In 2016 I organized a workshop on “testing and playfulness” at the software testing conference Let’s Test. These are my summation and thoughts behind that workshop.
In an earlier post I explained the classical set-up of the concepts “play” with how my daughter play-pretends to be a dog. Play is a lot more than pretending to be a dog. In this post I’ll talk about the physical aspect, and how it benefits adults, even if they are dead-serious and doesn’t play anymore.
Why the physical aspect of play is important
The physical aspect of play is by far the most immediate aspect. When we play, be it a free-form of play or a more structured approach through games or sports, we use our body. Sometimes a lot, like when dancing, running, wrestling, or pretending to be dogs. Sometimes a little, like when playing chess or poker, where even the slightest movement of a facial muscle can be decoded into millions of meanings. The amount doesn’t necessarily matter. Physicality is seen and interpreted by everyone, and is easy to relate to.
It’s such an important part of our being-in-the-world that virtual games often projects us into the game world to make it easier to navigate them. Take for example the player piece(s) in a Monopoly game, or how computer games uses customizable avatars. At least they show a hand, a gun, or a technical device on the screen, that we assume is a part of the player character. We first and foremost need physicality to relate to the world around us.
Physical training for different situations
Physical training and exercises are used quite commonly for a lot of things. From dealing with e.g. fear for a situation such as an exam, to training for an emergency. The physical enactment of a situation makes us both physically and mentally confident about the situation. We’ve done this before, we don’t have to think about every breath and movement, as this situation is already known by our body.
Even in situations where we theoretically know what to say, do and what will happen as a consequence thereof, a physical rehearsal is always a good idea. Before I give a presentation or a talk, I always think that I know what to say, and that I don’t need to rehearse it. And every time I pull myself together and do a rehearsal, I realize just how clumsy my first attempts at that talk are. It doesn’t matter that my brain know what’s going on. My body doesn’t. But as soon as I’ve rehearsed, my body can carry some of the burden. It’s been automated. That leaves more energy for my brain to think and perform beyond what I’ve planned. And that’s great!
It doesn’t have to be true-to-reality (boring) training scenarios either. Training for an exam can only be so much fun. It’s possible to prepare and train for quite reasonable real-life situations, through fantastical playful situations. I do it through LARPing. Once you’ve planned a magical ritual to save the world, instructed the people who are helping you, given an epic speech and carried out the ritual in front of 100 people who are watching, the thought of going onto a stage to talk about mobile testing isn’t so intimidating. To be honest, that real-life challenge now feels like a walk in the park.
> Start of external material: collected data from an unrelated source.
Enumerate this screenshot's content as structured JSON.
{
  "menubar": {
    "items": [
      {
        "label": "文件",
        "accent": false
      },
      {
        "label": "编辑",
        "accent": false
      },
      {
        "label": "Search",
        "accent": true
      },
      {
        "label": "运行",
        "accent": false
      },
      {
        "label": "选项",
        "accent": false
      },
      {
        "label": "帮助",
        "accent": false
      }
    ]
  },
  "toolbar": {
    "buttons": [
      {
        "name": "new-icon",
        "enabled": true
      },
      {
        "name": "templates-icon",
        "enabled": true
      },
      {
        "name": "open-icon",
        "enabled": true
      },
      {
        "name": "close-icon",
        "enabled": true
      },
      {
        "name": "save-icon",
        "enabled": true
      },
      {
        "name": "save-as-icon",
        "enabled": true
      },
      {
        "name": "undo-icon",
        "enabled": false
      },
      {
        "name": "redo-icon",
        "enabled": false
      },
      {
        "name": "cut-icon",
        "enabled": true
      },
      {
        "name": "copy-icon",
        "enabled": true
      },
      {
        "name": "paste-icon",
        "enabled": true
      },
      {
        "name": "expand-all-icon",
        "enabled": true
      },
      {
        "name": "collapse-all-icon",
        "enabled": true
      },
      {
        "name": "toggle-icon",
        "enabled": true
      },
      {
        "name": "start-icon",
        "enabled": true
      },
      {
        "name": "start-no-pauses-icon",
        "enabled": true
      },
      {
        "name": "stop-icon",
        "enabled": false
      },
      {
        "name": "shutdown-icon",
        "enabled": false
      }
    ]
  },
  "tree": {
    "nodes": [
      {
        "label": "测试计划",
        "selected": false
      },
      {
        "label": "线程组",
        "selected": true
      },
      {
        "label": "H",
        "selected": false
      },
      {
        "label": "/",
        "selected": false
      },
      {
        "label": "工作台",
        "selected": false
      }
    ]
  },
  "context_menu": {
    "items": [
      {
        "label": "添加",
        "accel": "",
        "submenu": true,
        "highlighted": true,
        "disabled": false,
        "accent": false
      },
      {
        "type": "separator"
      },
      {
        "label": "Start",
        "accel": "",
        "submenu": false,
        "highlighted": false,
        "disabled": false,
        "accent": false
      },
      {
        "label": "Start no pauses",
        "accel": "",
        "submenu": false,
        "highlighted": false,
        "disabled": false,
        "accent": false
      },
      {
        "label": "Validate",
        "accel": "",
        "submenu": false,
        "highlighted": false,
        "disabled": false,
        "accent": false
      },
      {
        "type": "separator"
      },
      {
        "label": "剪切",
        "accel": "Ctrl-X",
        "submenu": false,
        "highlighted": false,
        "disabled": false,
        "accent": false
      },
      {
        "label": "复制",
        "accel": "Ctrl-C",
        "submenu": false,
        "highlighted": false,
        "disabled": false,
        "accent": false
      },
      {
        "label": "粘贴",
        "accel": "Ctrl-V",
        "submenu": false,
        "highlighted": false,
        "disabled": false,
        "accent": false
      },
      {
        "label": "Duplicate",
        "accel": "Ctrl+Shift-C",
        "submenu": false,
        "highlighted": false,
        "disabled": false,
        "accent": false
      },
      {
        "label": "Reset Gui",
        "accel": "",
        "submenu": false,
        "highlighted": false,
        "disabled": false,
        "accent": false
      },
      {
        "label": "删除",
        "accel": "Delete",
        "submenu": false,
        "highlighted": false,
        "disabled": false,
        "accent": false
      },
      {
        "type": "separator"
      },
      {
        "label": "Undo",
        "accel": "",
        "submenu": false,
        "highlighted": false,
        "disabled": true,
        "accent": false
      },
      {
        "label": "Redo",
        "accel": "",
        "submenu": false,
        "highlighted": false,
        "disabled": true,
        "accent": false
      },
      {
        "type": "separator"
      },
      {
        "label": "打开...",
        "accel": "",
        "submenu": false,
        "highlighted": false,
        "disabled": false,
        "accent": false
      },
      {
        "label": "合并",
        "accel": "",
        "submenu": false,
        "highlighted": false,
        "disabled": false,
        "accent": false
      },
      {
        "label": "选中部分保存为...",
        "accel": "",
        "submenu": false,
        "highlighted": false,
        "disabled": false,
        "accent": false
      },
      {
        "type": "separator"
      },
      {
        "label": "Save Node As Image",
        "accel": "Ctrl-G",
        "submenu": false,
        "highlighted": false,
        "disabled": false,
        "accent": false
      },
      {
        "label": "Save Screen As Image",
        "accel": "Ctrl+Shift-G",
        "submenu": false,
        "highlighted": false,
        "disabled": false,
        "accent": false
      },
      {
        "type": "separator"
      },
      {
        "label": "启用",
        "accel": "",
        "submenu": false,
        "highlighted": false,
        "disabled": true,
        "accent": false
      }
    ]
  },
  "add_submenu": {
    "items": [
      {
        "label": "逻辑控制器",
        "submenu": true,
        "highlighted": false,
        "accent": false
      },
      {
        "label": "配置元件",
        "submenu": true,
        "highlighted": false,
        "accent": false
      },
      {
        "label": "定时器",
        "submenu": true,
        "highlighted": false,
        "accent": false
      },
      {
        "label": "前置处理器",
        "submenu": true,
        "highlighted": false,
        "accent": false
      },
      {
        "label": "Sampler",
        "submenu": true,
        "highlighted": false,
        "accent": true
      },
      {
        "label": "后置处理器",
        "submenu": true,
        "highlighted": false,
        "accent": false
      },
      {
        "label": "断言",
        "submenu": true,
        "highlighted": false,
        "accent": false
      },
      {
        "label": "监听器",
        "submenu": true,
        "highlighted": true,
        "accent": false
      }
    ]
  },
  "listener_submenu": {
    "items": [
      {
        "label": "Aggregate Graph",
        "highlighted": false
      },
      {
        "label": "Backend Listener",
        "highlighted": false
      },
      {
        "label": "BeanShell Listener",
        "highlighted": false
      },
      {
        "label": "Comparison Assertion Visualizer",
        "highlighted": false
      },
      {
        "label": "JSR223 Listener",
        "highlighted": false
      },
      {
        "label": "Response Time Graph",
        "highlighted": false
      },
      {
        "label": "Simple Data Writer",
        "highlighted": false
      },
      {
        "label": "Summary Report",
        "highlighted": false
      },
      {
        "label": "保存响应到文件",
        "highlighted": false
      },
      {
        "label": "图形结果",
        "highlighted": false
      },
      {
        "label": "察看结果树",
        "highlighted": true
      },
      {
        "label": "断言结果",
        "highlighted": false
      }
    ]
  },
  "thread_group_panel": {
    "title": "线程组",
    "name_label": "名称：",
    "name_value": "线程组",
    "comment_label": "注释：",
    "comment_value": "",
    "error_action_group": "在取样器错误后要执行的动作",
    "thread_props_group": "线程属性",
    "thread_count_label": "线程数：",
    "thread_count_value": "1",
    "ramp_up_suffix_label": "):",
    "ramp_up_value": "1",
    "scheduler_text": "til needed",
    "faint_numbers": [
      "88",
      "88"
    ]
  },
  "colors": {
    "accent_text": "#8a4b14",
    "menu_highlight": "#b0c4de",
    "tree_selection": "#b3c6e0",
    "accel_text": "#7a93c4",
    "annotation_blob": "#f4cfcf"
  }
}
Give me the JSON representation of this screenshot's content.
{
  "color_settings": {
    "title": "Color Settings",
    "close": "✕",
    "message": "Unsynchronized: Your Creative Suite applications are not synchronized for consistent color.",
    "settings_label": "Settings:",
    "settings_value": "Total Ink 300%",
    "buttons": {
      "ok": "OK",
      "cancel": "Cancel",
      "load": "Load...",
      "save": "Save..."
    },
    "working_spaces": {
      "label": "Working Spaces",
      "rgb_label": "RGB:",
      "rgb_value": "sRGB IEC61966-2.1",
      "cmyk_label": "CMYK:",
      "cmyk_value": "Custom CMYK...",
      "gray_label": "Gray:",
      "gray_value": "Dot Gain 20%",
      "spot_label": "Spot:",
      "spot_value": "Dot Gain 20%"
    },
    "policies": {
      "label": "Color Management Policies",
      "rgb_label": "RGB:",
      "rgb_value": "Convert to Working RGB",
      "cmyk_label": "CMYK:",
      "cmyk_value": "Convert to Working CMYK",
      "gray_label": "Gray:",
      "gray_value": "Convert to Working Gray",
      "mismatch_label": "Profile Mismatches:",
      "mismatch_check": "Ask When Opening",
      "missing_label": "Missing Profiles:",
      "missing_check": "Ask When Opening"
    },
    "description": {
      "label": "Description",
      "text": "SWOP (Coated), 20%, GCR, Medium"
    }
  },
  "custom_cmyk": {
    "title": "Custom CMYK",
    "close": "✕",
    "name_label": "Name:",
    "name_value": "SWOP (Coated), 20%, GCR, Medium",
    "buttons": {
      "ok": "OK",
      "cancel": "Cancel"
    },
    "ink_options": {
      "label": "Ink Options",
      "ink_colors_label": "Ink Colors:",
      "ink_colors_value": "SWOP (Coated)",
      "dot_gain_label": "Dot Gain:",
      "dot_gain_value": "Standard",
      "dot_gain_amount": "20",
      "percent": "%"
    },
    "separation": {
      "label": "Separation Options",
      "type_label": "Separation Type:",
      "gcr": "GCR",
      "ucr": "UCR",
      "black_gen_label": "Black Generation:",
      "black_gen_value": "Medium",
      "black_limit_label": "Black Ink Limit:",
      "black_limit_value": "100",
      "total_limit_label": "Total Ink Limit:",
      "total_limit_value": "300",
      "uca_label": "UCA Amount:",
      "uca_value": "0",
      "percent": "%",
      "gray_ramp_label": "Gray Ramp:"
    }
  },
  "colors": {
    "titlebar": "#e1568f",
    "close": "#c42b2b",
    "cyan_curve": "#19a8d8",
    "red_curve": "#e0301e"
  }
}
I mean, I just saved the world. What could be more important than that?
Physical awareness through play
When playing through a scenario, you take on a role. Sometimes a very defined role (It’s definitely a dog), at other times not so much (It’s just you, but you are practicing for an exam so you put on a nice shirt). When doing that, you change physically. Maybe it’s just slightly. Maybe you just move in different way. You can use physical aids, such as a costume for a game where dressing-up is necessary, or maybe just the nice shirt. Bottom line is that using your body in a play situation, gives you an insight into how you actually use it, and what it signals to others. This ties in nicely with the above section. Not only do you learn about the stuff you need to say, you also become physically confident. You relax more, your movements become natural. The more talks you give, the more physically aware you become. And when you look confident, others perceive you as confident. And when others perceive you as confident, you feel it, and become even more confident. It’s the circle of life.. or of physical confidence at least.
Physical contact through play
There’s often other people involved when playing, and here the physical aspect really comes into play (pun intended). Physical contact bring people closer together. There’s just something about skin-against-skin contact that skips some hours worth of small talk. Babies and kids need it, and I would argue that adults need it as well. It breaks down an invisible barrier between people, and you get a sense of intimacy that you don’t get in a conversation. Even if you’re not touching skin-to-skin, you’ve physically gotten closer to another person.
So physical contact through play establishes deeper relationships with the people you play with (You have fun together too, but that aspect is for a later post).
I guess the moral of this is that we should all hug some more.. At least if we want to make friends.